Another decisive front is the quantum oneIncreased computational capacity could undermine current cryptographic security systems. Hence the need for quantum-safe solutionsThe risk, however, isn't limited to the future. Some hostile actors can already intercept and store encrypted data today, only to decrypt it tomorrow, when quantum technologies allow it. It's the "harvest now, decrypt later" logic that requires protections to be implemented in advance. Space also enters the perimeter of cyber securityWith satellite networks increasingly central to critical services, protection can no longer be limited to a single satellite or mission. It becomes a matter of governance, resilience, and accountability among the players operating in a segment that has become crucial for the economy and security.
“The growth of cyber threats confirms that Digital security can no longer be considered an exclusively specialist or merely defensive issueTelecommunications networks, data, cloud infrastructure, and communication systems are essential strategic assets for the country's operational continuity and the competitiveness of the economic system. Therefore, the response cannot be limited to emergency management: it is necessary to invest in digital sovereignty, skills development, and secure technologies, while strengthening collaboration between institutions, industry, and the research community. From this perspective, the Cybersecurity represents a real lever for growth and innovationIt helps build trust, protect national strategic assets and make digital transformation more resilient, sustainable and competitive in the long term,” he said. Alexandra Michelini, managing director of Telsy.
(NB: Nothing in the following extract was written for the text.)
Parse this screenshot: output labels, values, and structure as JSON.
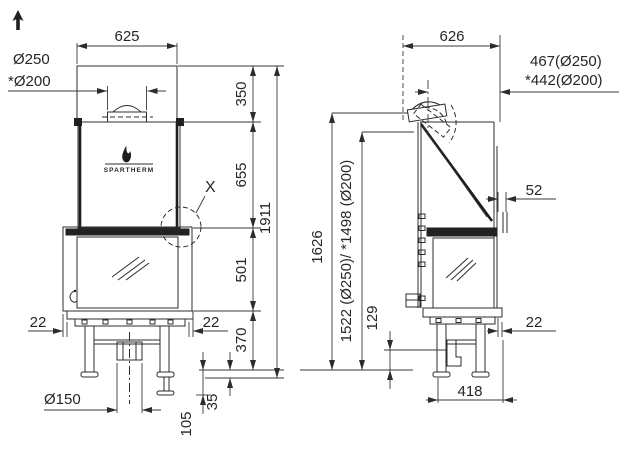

“Digital security is no longer a technical issue: it is a democratic questionCyber attacks are now tools of geopolitical pressure, levers of economic destabilization, and vectors of interference in democratic processes. Ignoring this dimension means leaving citizens, businesses, and institutions without the tools to understand what is happening. The Report arises precisely from this responsibility: to make it possible to understand a threat that is constantly changing in form and intensity, transforming knowledge into a first, concrete form of collective defense. As the Cyber Security Foundation, we believe that cybersecurity must become a widespread culture, capable of speaking to institutions, businesses, and citizens. Because a more digitally aware country is, first and foremost, a safer country," he emphasized. Marco Gabriele Proietti, founder and president Cyber Security Foundation.
"When a hospital is unable to provide care after a cyber attack, when a municipality is paralyzed by a ransomware attack, we are not talking about something abstract: we are talking about families, workers, communities affected at the heart of their fundamental rights. The data in this Report are not statistics: they are the concrete measure of a threat that has assumed full parliamentary and national significance. As an Intergroup, we believe that addressing it requires a clear political vision and structural collaboration between the public and private sectorsInstitutions alone are not enough, just as businesses or the technical community acting in a scattered manner are not enough. We need a national system capable of jointly protecting citizens, strategic infrastructure, and the competitiveness of our businesses. This is why it is essential to invest in a culture of cybersecurity that is preventative and widespread, from public administration to SMEs, from schools to essential services. Digital security is a condition of freedom and a democratic priority: Parliament has the responsibility to translate it into clear rules, adequate resources, and concrete protections for all," he declared. Alessandro Colucci, president ofParliamentary Intergroup for Information and Technological Security.
The challenge is not only digital, but also human. We need increasingly widespread awareness of the cyber world, because the ability to protect networks, data, and infrastructure also depends on the behavior, skills, and responsibility of those who use digital tools and services every day.